デビットカードは口座直結という仕組みであるため、お財布に貯まった小銭をカードにチャージすることはできません。しかし、プリペイドカードならコンビニのレジでお財布の小銭をまとめてチャージするといったことが可能になるのです。
プリペイドカードおすすめの理由
プリペイドカードならではの魅力には、以下のようなものがあります。
- 携帯電話の通話料などで貯めたポイントをチャージすることができる
- 使い過ぎを防ぐことができる
これらの便利な機能はデビットカードには付いていません。特にデビットカードは口座と直結しているため、口座に残高があるとわかっているとつい使い過ぎてしまうことがあります。
しかしプリペイドカードはチャージした金額だけしか使うことができないため、絶対に使い過ぎることはありません。
お金があるとわかっているとつい使ってしまうという人に、プリペイドカードはおすすめです。
プリペイドカード例
金融機関や通信サービス会社が発行しているプリペイドカードには、以下のようなものがあります。
- 三井住友プリペイド
- 楽天銀行プリペイドカード(JCB)
- Mastercardプリペイドカード
- dカード
- au WALLET プリペイドカード
- Vプリカ
などがあります。
特にインターネット決済専用のプリペイドカードは、店舗などで使うことができません。また、公共料金やガソリンスタンドなどでの支払いが制限されていることがあります。
あなたがよく使用する店舗で利用できるのかをあらかじめ確認するようにしましょう。
まとめ
生活保護受給者がクレジットカードを使えない理由を、最後までお読みいただきありがとうございました。
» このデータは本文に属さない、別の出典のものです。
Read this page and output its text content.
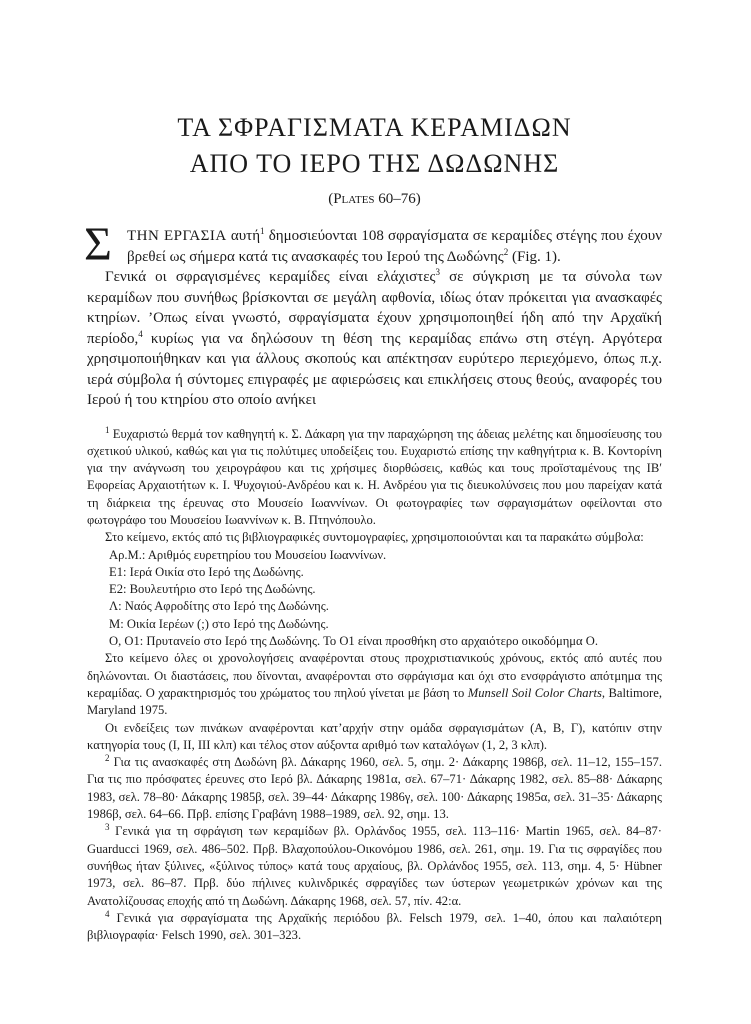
ΤΑ ΣΦΡΑΓΙΣΜΑΤΑ ΚΕΡΑΜΙΔΩΝ
ΑΠΟ ΤΟ ΙΕΡΟ ΤΗΣ ΔΩΔΩΝΗΣ
(Plates 60–76)

Σ ΤΗΝ ΕΡΓΑΣΙΑ αυτή$^1$ δημοσιεύονται 108 σφραγίσματα σε κεραμίδες στέγης που έχουν βρεθεί ως σήμερα κατά τις ανασκαφές του Ιερού της Δωδώνης$^2$ (Fig. 1).

Γενικά οι σφραγισμένες κεραμίδες είναι ελάχιστες$^3$ σε σύγκριση με τα σύνολα των κεραμίδων που συνήθως βρίσκονται σε μεγάλη αφθονία, ιδίως όταν πρόκειται για ανασκαφές κτηρίων. ’Οπως είναι γνωστό, σφραγίσματα έχουν χρησιμοποιηθεί ήδη από την Αρχαϊκή περίοδο,$^4$ κυρίως για να δηλώσουν τη θέση της κεραμίδας επάνω στη στέγη. Αργότερα χρησιμοποιήθηκαν και για άλλους σκοπούς και απέκτησαν ευρύτερο περιεχόμενο, όπως π.χ. ιερά σύμβολα ή σύντομες επιγραφές με αφιερώσεις και επικλήσεις στους θεούς, αναφορές του Ιερού ή του κτηρίου στο οποίο ανήκει

$^1$ Ευχαριστώ θερμά τον καθηγητή κ. Σ. Δάκαρη για την παραχώρηση της άδειας μελέτης και δημοσίευσης του σχετικού υλικού, καθώς και για τις πολύτιμες υποδείξεις του. Ευχαριστώ επίσης την καθηγήτρια κ. Β. Κοντορίνη για την ανάγνωση του χειρογράφου και τις χρήσιμες διορθώσεις, καθώς και τους προϊσταμένους της ΙΒ′ Εφορείας Αρχαιοτήτων κ. Ι. Ψυχογιού-Ανδρέου και κ. Η. Ανδρέου για τις διευκολύνσεις που μου παρείχαν κατά τη διάρκεια της έρευνας στο Μουσείο Ιωαννίνων. Οι φωτογραφίες των σφραγισμάτων οφείλονται στο φωτογράφο του Μουσείου Ιωαννίνων κ. Β. Πτηνόπουλο.

Στο κείμενο, εκτός από τις βιβλιογραφικές συντομογραφίες, χρησιμοποιούνται και τα παρακάτω σύμβολα:

Αρ.Μ.: Αριθμός ευρετηρίου του Μουσείου Ιωαννίνων.

Ε1: Ιερά Οικία στο Ιερό της Δωδώνης.

Ε2: Βουλευτήριο στο Ιερό της Δωδώνης.

Λ: Ναός Αφροδίτης στο Ιερό της Δωδώνης.

Μ: Οικία Ιερέων (;) στο Ιερό της Δωδώνης.

Ο, Ο1: Πρυτανείο στο Ιερό της Δωδώνης. Το Ο1 είναι προσθήκη στο αρχαιότερο οικοδόμημα Ο.

Στο κείμενο όλες οι χρονολογήσεις αναφέρονται στους προχριστιανικούς χρόνους, εκτός από αυτές που δηλώνονται. Οι διαστάσεις, που δίνονται, αναφέρονται στο σφράγισμα και όχι στο ενσφράγιστο απότμημα της κεραμίδας. Ο χαρακτηρισμός του χρώματος του πηλού γίνεται με βάση το Munsell Soil Color Charts, Baltimore, Maryland 1975.

Οι ενδείξεις των πινάκων αναφέρονται κατ’αρχήν στην ομάδα σφραγισμάτων (Α, Β, Γ), κατόπιν στην κατηγορία τους (Ι, ΙΙ, ΙΙΙ κλπ) και τέλος στον αύξοντα αριθμό των καταλόγων (1, 2, 3 κλπ).

$^2$ Για τις ανασκαφές στη Δωδώνη βλ. Δάκαρης 1960, σελ. 5, σημ. 2· Δάκαρης 1986β, σελ. 11–12, 155–157. Για τις πιο πρόσφατες έρευνες στο Ιερό βλ. Δάκαρης 1981α, σελ. 67–71· Δάκαρης 1982, σελ. 85–88· Δάκαρης 1983, σελ. 78–80· Δάκαρης 1985β, σελ. 39–44· Δάκαρης 1986γ, σελ. 100· Δάκαρης 1985α, σελ. 31–35· Δάκαρης 1986β, σελ. 64–66. Πρβ. επίσης Γραβάνη 1988–1989, σελ. 92, σημ. 13.

$^3$ Γενικά για τη σφράγιση των κεραμίδων βλ. Ορλάνδος 1955, σελ. 113–116· Martin 1965, σελ. 84–87· Guarducci 1969, σελ. 486–502. Πρβ. Βλαχοπούλου-Οικονόμου 1986, σελ. 261, σημ. 19. Για τις σφραγίδες που συνήθως ήταν ξύλινες, «ξύλινος τύπος» κατά τους αρχαίους, βλ. Ορλάνδος 1955, σελ. 113, σημ. 4, 5· Hübner 1973, σελ. 86–87. Πρβ. δύο πήλινες κυλινδρικές σφραγίδες των ύστερων γεωμετρικών χρόνων και της Ανατολίζουσας εποχής από τη Δωδώνη. Δάκαρης 1968, σελ. 57, πίν. 42:α.

$^4$ Γενικά για σφραγίσματα της Αρχαϊκής περιόδου βλ. Felsch 1979, σελ. 1–40, όπου και παλαιότερη βιβλιογραφία· Felsch 1990, σελ. 301–323.
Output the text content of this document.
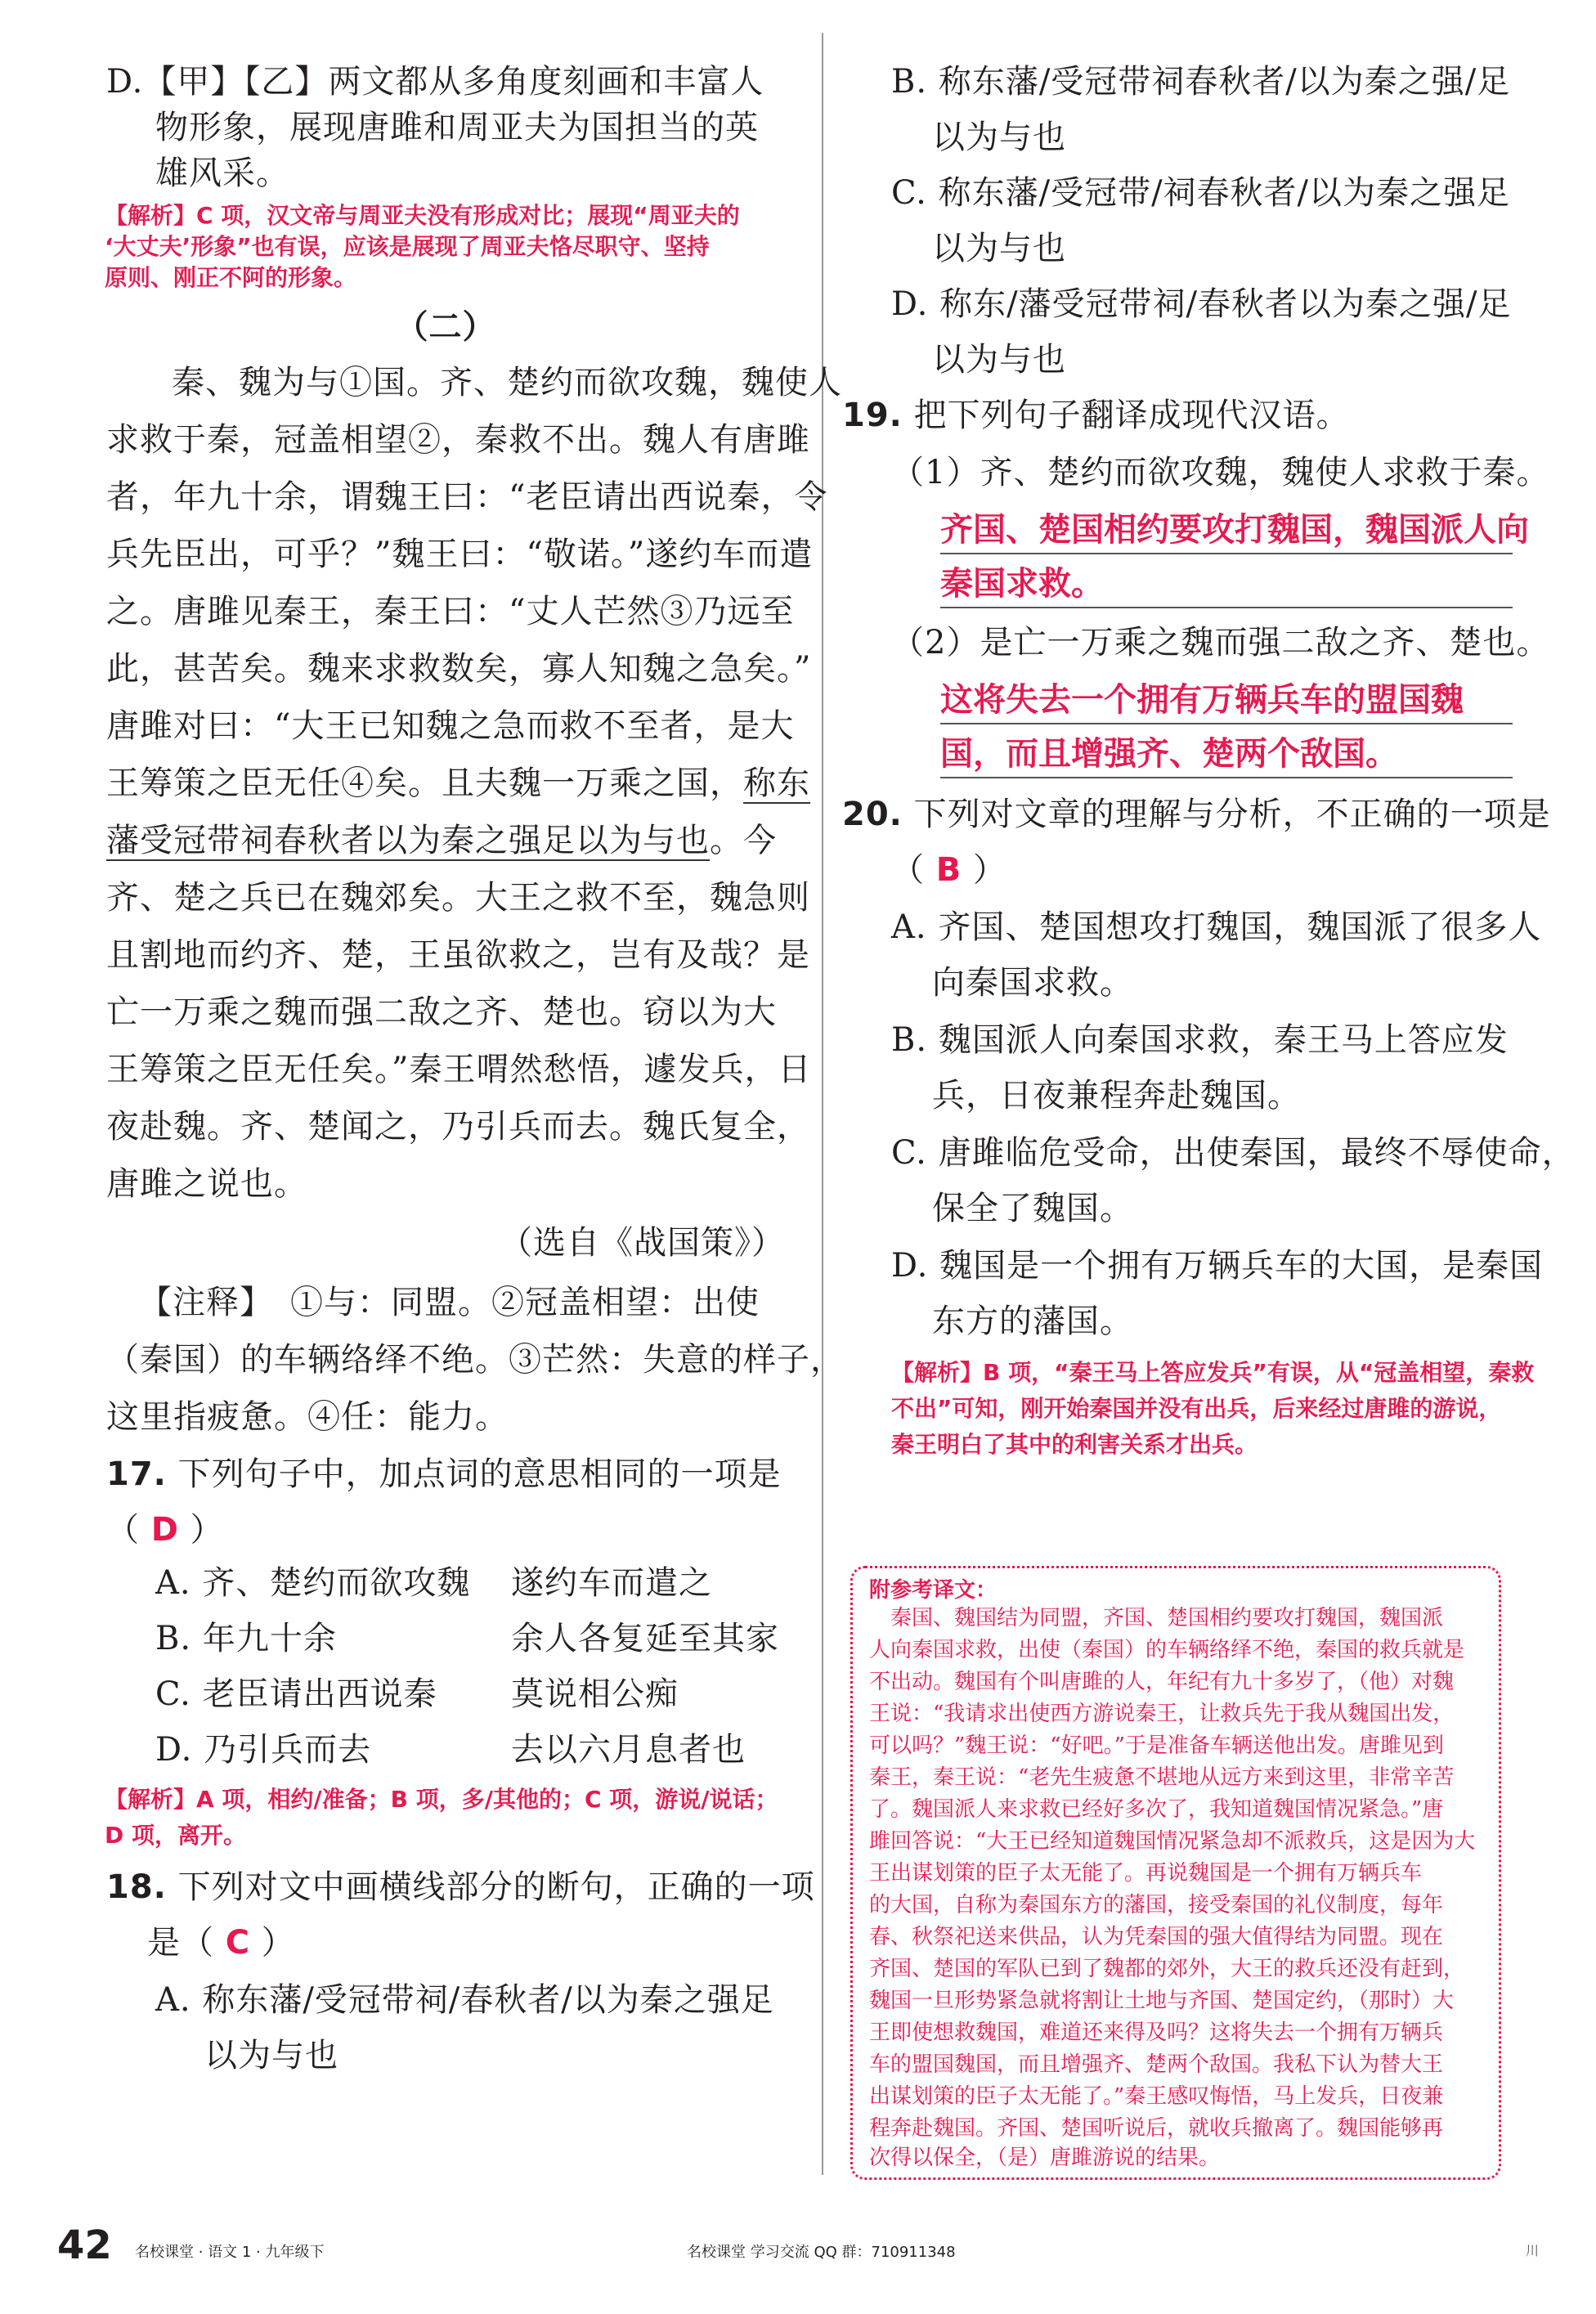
D.【甲】【乙】两文都从多角度刻画和丰富人
物形象，展现唐雎和周亚夫为国担当的英
雄风采。
【解析】C 项，汉文帝与周亚夫没有形成对比；展现“周亚夫的
‘大丈夫’形象”也有误，应该是展现了周亚夫恪尽职守、坚持
原则、刚正不阿的形象。
（二）
秦、魏为与①国。齐、楚约而欲攻魏，魏使人
求救于秦，冠盖相望②，秦救不出。魏人有唐雎
者，年九十余，谓魏王曰：“老臣请出西说秦，令
兵先臣出，可乎？”魏王曰：“敬诺。”遂约车而遣
之。唐雎见秦王，秦王曰：“丈人芒然③乃远至
此，甚苦矣。魏来求救数矣，寡人知魏之急矣。”
唐雎对曰：“大王已知魏之急而救不至者，是大
王筹策之臣无任④矣。且夫魏一万乘之国，称东
藩受冠带祠春秋者以为秦之强足以为与也。今
齐、楚之兵已在魏郊矣。大王之救不至，魏急则
且割地而约齐、楚，王虽欲救之，岂有及哉？是
亡一万乘之魏而强二敌之齐、楚也。窃以为大
王筹策之臣无任矣。”秦王喟然愁悟，遽发兵，日
夜赴魏。齐、楚闻之，乃引兵而去。魏氏复全，
唐雎之说也。
（选自《战国策》）
【注释】　①与：同盟。②冠盖相望：出使
（秦国）的车辆络绎不绝。③芒然：失意的样子，
这里指疲惫。④任：能力。
17. 下列句子中，加点词的意思相同的一项是
（ D ）
A. 齐、楚约而欲攻魏 遂约车而遣之
B. 年九十余	余人各复延至其家
C. 老臣请出西说秦 莫说相公痴
D. 乃引兵而去	去以六月息者也
【解析】A 项，相约/准备；B 项，多/其他的；C 项，游说/说话；
D 项，离开。
18. 下列对文中画横线部分的断句，正确的一项
是（ C ）
A. 称东藩/受冠带祠/春秋者/以为秦之强足
以为与也
B. 称东藩/受冠带祠春秋者/以为秦之强/足
以为与也
C. 称东藩/受冠带/祠春秋者/以为秦之强足
以为与也
D. 称东/藩受冠带祠/春秋者以为秦之强/足
以为与也
19. 把下列句子翻译成现代汉语。
（1）齐、楚约而欲攻魏，魏使人求救于秦。
齐国、楚国相约要攻打魏国，魏国派人向
秦国求救。
（2）是亡一万乘之魏而强二敌之齐、楚也。
这将失去一个拥有万辆兵车的盟国魏
国，而且增强齐、楚两个敌国。
20. 下列对文章的理解与分析，不正确的一项是
（ B ）
A. 齐国、楚国想攻打魏国，魏国派了很多人
向秦国求救。
B. 魏国派人向秦国求救，秦王马上答应发
兵，日夜兼程奔赴魏国。
C. 唐雎临危受命，出使秦国，最终不辱使命，
保全了魏国。
D. 魏国是一个拥有万辆兵车的大国，是秦国
东方的藩国。
【解析】B 项，“秦王马上答应发兵”有误，从“冠盖相望，秦救
不出”可知，刚开始秦国并没有出兵，后来经过唐雎的游说，
秦王明白了其中的利害关系才出兵。
附参考译文：
　秦国、魏国结为同盟，齐国、楚国相约要攻打魏国，魏国派
人向秦国求救，出使（秦国）的车辆络绎不绝，秦国的救兵就是
不出动。魏国有个叫唐雎的人，年纪有九十多岁了，（他）对魏
王说：“我请求出使西方游说秦王，让救兵先于我从魏国出发，
可以吗？”魏王说：“好吧。”于是准备车辆送他出发。唐雎见到
秦王，秦王说：“老先生疲惫不堪地从远方来到这里，非常辛苦
了。魏国派人来求救已经好多次了，我知道魏国情况紧急。”唐
雎回答说：“大王已经知道魏国情况紧急却不派救兵，这是因为大
王出谋划策的臣子太无能了。再说魏国是一个拥有万辆兵车
的大国，自称为秦国东方的藩国，接受秦国的礼仪制度，每年
春、秋祭祀送来供品，认为凭秦国的强大值得结为同盟。现在
齐国、楚国的军队已到了魏都的郊外，大王的救兵还没有赶到，
魏国一旦形势紧急就将割让土地与齐国、楚国定约，（那时）大
王即使想救魏国，难道还来得及吗？这将失去一个拥有万辆兵
车的盟国魏国，而且增强齐、楚两个敌国。我私下认为替大王
出谋划策的臣子太无能了。”秦王感叹悔悟，马上发兵，日夜兼
程奔赴魏国。齐国、楚国听说后，就收兵撤离了。魏国能够再
次得以保全，（是）唐雎游说的结果。
42 名校课堂 · 语文 1 · 九年级下	名校课堂 学习交流 QQ 群：710911348	川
最後にこの記事の内容を、6つのポイントにまとめます。
- 生活保護受給者がクレジットカードを利用できないのは、生活保護法で定められている義務を果たさなければならないからである
- 生活保護受給者がクレジットカードを利用した事実がバレてしまった場合は、生活保護法義務違反として受給ストップや減給されることがある
- 生活保護受給者がクレジットカードを利用することは、原則として認められていない
- 生活保護を受給する前に作ったクレジットカードを使うと、生活保護法義務違反になる可能性がある
- 生活保護受給者でもデビットカードやプリペイドカードを使うことができるが、手数料や年会費、利用制限などのデメリットを正しく理解することが大切
生活保護の受給者はクレジットカードを使うと、生活保護法義務違反になるリスクが高くなります。生活保護の受給停止を心配することなく安心して生活するためには、他の支払い方法を選択するようにしましょう。
そうすれば、あなたはもっと利便性の高い生活をすることができるようになります。